Uchumi’s new manager sets focus on redeeming retailer’s tattered image


Uchumi Supermarkets outlet on Aga Khan Walk in Nairobi. PHOTO | FILE

Uchumi Supermarket’s newly appointed operations consultant says his key focus will be on restoring the retailer’s image.

Peter Kamau was on Friday unveiled as Uchumi’s consultant after the listed retailer lost its chief operations officer to rival Naivas.

Mr Kamau, who worked for Tuskys for 17 years until 2014, says his immediate focus will be to sell the retailer’s employees the turnaround strategy even as he streamlines operations.

Uchumi last week lost its chief operations officer Willy Kimani to rival Naivas, barely eight months into the job.

“We need to redeem our image. I will start by psyching up the staff to ensure that they understand what is required of them in terms of the recovery agenda,” Mr Kamau said in an interview.

“My job is to look into our overall operations of the company and ensure that everything is working to the optimum.

“That includes customer relations and supply chain. I will also be involved in the financial part of the recovery plan.”

Mr Kamau exited Tuskys for consultancy in 2014 having risen up the ranks from an intern to becoming the retailer’s operations general manager, a position he held for six years.

Julius Kipng’etich, Uchumi’s chief executive, says the business is looking to tap his experience in the retail sector to help the company arrest its dwindling fortunes.

READ: Uchumi hires operations consultant after Naivas raid

Besides heading Tuskys’ operations, Mr Kamau has consulted for Bidvest Foodservice, a South African retail supplier, as well as Nairobi Kitchencare Limited.

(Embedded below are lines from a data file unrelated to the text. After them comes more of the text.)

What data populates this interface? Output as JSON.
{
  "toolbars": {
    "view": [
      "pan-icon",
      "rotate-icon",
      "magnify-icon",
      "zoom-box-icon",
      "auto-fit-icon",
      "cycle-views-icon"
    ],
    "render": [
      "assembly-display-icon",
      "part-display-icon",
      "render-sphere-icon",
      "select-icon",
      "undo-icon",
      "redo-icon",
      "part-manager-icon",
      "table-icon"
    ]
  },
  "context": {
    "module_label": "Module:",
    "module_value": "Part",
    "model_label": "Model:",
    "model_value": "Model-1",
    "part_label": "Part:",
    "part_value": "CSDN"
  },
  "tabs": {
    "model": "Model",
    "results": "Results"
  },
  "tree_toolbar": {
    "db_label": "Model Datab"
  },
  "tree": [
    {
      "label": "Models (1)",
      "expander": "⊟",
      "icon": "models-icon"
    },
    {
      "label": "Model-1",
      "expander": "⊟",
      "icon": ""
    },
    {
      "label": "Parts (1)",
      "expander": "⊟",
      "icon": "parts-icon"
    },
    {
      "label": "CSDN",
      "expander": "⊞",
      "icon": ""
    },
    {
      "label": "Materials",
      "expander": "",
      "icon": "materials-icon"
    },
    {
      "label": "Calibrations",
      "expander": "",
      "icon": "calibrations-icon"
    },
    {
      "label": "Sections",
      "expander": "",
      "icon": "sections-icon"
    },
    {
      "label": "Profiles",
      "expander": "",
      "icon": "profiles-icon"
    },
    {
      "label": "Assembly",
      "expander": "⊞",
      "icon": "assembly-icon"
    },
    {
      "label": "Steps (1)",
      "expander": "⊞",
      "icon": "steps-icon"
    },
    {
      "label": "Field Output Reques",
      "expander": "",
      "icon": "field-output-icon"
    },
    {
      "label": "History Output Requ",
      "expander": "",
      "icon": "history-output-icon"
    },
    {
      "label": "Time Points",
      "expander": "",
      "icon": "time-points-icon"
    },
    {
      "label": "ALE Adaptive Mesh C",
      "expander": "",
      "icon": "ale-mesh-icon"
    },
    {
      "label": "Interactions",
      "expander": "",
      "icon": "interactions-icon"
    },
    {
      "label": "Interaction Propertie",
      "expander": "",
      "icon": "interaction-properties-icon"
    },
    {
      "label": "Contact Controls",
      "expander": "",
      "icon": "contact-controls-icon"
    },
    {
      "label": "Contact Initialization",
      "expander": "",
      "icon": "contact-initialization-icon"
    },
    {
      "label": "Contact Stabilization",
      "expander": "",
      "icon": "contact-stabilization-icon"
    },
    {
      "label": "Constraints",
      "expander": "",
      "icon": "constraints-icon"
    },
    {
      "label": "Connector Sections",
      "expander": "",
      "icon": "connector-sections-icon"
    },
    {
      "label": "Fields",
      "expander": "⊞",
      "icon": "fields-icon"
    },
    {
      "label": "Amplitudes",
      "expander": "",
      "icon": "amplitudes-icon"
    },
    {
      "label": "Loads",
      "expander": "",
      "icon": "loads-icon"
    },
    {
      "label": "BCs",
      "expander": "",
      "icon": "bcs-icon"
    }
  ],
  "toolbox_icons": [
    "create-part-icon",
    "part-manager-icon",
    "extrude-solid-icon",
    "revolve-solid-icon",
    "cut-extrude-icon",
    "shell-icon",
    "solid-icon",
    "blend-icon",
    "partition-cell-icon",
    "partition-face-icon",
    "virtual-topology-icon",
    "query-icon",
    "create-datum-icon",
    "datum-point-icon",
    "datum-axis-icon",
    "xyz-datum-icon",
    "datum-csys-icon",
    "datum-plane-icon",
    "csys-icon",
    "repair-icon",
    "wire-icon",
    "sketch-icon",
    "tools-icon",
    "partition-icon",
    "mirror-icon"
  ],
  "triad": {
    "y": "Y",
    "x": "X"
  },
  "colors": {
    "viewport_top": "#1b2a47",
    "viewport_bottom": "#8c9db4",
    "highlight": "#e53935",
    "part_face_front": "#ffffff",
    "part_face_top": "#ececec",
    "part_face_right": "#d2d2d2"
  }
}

“Peter’s knowledge of retail operations, local and international experience will be invaluable as we look to define more innovative solutions for our customers and endeavour to stabilise our business,” Mr Kipng’etich said in a statement.

The new consultant provides the CEO a crucial and timely helping hand as he struggles to save Kenya’s oldest retail chain which is financially strained.

Mr Kipng’etich had head-hunted Mr Kimani from Naivas to help drive his turnaround plans for the troubled company.

Mr Kimani said he left Uchumi because it no longer offered him “an opportunity to grow” adding that “it’s quite clear they are on the right track but what they need is stabilisation and they are not on the growth track.”

Uchumi has been shrinking its branch count, laying off staff and cutting costs to stay afloat.

The retailer faces a winding up suit which it has vigorously fought against, including by trying to persuade the litigants to drop the case and convert their debt into equity.

The supermarkets also needs a cash injection to boost its operating capital. The government has teamed up with other shareholders in a bid to craft a bailout plan.